東日本大震災で被災したふるさとを元気づけたいと、宮城県・女川町のがれき処理場の壁に絵を描き、注目された女性がいる。女性は絵本作家となり、2023年12年ぶりに再び女川で壁画に挑戦することになった。
ふるさとに描く12年ぶりの壁画
4月某日、宮城県女川町。とある施設で壁一面に絵を一心不乱に描く女性がいた。
この記事の画像(13枚)神田瑞季さん:
うれしくて涙が出そうになるくらい、書いててすごく幸せな気持ちでいっぱい。
こう話すのは、生まれも育ちも女川町。絵本作家の神田瑞季さん(27)だ。
5月にオープンする予定の宿泊施設の食堂に壁画を任された。絵は間もなく完成の時を迎える。
実は、神田さんが女川町に「壁画」を描くのは、12年ぶりだ。
2022年12月、神田さんは、壁画を描く施設の関係者との打ち合わせに臨んでいた。施設は、女川町の水産加工会社などが共同で運営する宿泊施設。神田さんは、壁画のほかにも、正面玄関に飾る作品なども手掛けることになっていた。
神田瑞季さん:
最初のページを見ていただきますと、まず正面玄関の絵の案から。2案持ってきました。
神田さんに絵の制作を依頼した宿泊施設の関係者は、「神田さん自身の女川に対する強い思いを感じる。私たちと同じ思いで、前を向いてやっていけると感じた」と話す。神田さんの絵が持つ「力」に大きな期待を寄せているのがわかる。
実際に絵を製作中ということで、ご自宅にお邪魔して話を伺った。
神田瑞季さん:
こちらが正面玄関に飾らせていただく作品。「神田瑞季らしい世界観で思いきりやってほしい」というご要望を頂いたので、元気で明るい絵を目指しています。

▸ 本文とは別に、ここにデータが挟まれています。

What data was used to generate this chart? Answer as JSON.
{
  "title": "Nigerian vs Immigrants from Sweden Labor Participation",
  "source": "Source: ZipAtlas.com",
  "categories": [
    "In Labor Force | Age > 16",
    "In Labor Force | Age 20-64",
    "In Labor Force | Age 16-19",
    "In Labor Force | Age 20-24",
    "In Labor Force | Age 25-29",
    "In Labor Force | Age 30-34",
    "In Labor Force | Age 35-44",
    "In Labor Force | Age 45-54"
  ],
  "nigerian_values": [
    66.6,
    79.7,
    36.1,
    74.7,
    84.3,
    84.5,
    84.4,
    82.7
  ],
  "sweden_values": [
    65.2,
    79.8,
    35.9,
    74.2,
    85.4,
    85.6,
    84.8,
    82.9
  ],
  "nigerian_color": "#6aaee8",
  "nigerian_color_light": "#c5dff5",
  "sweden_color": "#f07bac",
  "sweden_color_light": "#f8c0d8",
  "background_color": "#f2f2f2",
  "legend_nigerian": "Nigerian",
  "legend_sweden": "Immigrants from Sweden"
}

陽の光に照らされ、キラキラと輝く大木。穏やかで温かみがあり、未来への希望を感じさせる作品だ。
ふるさとを「色」で元気に
神田瑞季さん:
灰色一色の世界にあった木の絵を、もう一度新しい町、新しい施設に描くことができるというのは、すごく思い入れがあります。何十年たっても、この絵を見る人に「どうやったら寄り添えるかな、寄り添えたらいいな」という気持ちは変わらないですね。
神田さんは2011年9月、東日本大震災による津波で甚大な被害を受けた女川町を「色」で元気にしたいと、がれき処理場の壁に描いた絵を描いた。当時神田さんは、まだ高校1年生だった。
神田さんはその後、自身の体験をもとにした絵本の作画を担当。現在は絵本作家として活動していて、2021年から女川町でも個展を開いてきた。
12年の月日がたち、復興は着々と進み、町は大きな変貌を遂げた。自身も絵本作家になっただけでなく、結婚。新しい家族もできた。そんなタイミングで舞い込んできた壁画制作には、様々な思いが交錯していたと神田さんは話す。
神田瑞季さん:
がれき処理場の壁に描いた、当時の絵の無邪気さは再現するのはすごく難しい。あの時は高校生だったので。今の、結婚して子どももいる私が出す色は、どういう感じになるのか、楽しみでもあり不安でもあり…。
一方、自身の原点は「壁画」だと話す神田さん。新たな壁画制作に意欲を燃やしていた。
神田瑞季さん:
また「壁」に戻ってくることができたというのが感慨深く、うれしい。何かすごく込み上げてくるものがある。すごくワクワクしますね。自分の力だけでは、こんなに大きいものを描くことはできないので、本当にありがたい。みずみずしい、緑でいっぱいの壁画にしようと思っています。
「転機となった壁画を、もう一度女川で」
がれき処理場に描かれた壁画は姿を消したが、生まれ変わった女川に神田さんの壁画は、間もなくよみがえる。
神田瑞季さん:
今度の絵は、ずっと町の人たちと過ごしていける。女川を訪れた人とも、一緒にいられる絵になるのがうれしい。また見に行きたいと思ってもらえるよな空間にできたらいいなと思っています。
「ふるさとを色で元気にしたい」
揺るがぬ思いは、12年の月日をへて再び実を結ぼうととしている。
神田さんの思いがこもった壁画は、女川の街に寄り添い続けていく。